Obrazek użytkownika Myślidar
Kraj

Wsłuchałem się w przemówienie desygnowanej jako kandydatki na Premiera RP Pani Beaty Szydło i zauważyłem, że można mówić zrozumiale, bez kartki (jak to się mówi od serca), a nie nawijać jak kiedyś Gomółka, z przekonaniem, że kłamstwo wypowiedziane conajmniej dwa razy jest warte tyle samo co prawda.
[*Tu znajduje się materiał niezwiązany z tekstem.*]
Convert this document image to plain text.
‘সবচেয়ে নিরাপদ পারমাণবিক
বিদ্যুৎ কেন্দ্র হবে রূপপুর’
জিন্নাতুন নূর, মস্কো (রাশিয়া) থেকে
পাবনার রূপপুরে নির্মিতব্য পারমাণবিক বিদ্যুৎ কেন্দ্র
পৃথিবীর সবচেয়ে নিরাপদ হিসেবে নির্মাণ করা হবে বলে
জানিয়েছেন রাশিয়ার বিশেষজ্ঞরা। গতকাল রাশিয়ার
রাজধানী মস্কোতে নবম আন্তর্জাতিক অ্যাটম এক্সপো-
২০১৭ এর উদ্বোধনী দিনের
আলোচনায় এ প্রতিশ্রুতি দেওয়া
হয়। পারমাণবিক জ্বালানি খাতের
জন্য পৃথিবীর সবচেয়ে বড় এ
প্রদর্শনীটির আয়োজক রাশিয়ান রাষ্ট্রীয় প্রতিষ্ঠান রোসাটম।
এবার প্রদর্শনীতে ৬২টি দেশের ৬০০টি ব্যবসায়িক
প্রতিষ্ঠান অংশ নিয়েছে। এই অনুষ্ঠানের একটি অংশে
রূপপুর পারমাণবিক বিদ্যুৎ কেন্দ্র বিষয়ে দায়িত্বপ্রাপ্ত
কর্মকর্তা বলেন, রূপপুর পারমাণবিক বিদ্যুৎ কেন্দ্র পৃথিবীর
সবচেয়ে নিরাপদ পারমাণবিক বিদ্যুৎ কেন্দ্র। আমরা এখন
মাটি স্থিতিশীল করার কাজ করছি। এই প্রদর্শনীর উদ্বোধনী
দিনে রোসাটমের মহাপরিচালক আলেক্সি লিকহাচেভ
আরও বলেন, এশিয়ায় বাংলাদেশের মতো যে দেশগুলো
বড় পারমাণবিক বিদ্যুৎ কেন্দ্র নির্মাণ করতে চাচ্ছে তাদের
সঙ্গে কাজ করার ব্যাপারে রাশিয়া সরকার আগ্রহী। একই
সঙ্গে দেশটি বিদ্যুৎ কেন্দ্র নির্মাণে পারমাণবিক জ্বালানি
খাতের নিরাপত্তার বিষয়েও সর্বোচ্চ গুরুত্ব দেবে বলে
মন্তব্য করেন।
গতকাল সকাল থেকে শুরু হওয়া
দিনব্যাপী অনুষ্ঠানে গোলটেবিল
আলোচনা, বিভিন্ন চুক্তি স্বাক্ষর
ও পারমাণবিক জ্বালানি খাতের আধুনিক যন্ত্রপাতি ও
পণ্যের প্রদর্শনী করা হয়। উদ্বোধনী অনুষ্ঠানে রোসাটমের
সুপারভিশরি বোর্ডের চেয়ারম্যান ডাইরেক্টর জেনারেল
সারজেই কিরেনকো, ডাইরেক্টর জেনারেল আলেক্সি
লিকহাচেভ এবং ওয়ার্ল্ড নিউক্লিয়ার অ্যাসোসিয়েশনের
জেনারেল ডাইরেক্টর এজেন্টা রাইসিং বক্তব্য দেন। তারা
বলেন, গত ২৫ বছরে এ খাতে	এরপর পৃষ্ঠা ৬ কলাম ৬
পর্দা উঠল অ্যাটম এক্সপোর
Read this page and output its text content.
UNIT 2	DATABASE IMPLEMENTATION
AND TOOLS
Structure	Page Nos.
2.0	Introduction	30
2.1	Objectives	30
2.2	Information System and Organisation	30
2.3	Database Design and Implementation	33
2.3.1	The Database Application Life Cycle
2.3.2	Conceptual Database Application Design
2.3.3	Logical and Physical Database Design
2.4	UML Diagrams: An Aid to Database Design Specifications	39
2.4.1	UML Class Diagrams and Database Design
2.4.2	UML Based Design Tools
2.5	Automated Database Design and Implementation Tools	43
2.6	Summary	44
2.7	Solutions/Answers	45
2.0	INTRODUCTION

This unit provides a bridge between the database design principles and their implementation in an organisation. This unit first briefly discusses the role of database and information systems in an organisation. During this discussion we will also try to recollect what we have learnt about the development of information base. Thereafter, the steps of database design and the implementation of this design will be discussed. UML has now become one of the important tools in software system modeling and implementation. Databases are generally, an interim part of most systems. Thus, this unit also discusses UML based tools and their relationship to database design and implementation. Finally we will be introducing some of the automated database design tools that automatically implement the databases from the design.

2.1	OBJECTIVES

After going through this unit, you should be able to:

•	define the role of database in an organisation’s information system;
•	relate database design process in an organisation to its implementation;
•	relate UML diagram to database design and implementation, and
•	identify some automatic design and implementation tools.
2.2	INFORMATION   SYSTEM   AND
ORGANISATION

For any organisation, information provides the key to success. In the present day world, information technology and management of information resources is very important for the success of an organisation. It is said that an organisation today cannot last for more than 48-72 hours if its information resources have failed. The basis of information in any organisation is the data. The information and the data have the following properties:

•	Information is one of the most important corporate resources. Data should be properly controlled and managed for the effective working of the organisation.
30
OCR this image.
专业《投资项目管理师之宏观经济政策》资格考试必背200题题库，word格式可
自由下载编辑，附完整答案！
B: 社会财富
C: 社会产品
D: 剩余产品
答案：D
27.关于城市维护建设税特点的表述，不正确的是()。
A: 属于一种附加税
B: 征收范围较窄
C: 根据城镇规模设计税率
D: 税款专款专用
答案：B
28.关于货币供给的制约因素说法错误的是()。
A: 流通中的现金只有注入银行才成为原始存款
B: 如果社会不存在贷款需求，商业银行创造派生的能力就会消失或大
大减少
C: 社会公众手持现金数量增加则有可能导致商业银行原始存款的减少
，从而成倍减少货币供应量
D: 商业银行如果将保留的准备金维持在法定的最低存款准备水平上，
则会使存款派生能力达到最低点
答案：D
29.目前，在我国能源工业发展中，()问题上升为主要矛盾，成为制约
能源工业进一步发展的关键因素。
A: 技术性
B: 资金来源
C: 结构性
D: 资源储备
Wynikiem tamtej Tuskowej tyrady były moje  niżej opisane rozważania.

 

Ekspoze Premiera Tuska

(z dn. 23 listopada 2007 roku)

 

Długa była tyrada wylewanych myśli,

szumnie głoszonego Expose!

Słowa wypowiedziane z ekspresją!

Bełkot nowomowy...

A może jednak nie???

 

Szukałem słów,

błyszczących jak perły

zrodzone w sercu oratora...

I nic!

(…) Tylko potok frazesów...

Obietnice bez pokrycia!

Zero prawdy...

Żenada!

 

W drzwiach stanął pies,

zamerdał ogonem...

Powiedział więcej!

Bez słów...

 

 

Twoja ocena: Brak Średnia: 5 (2 głosy)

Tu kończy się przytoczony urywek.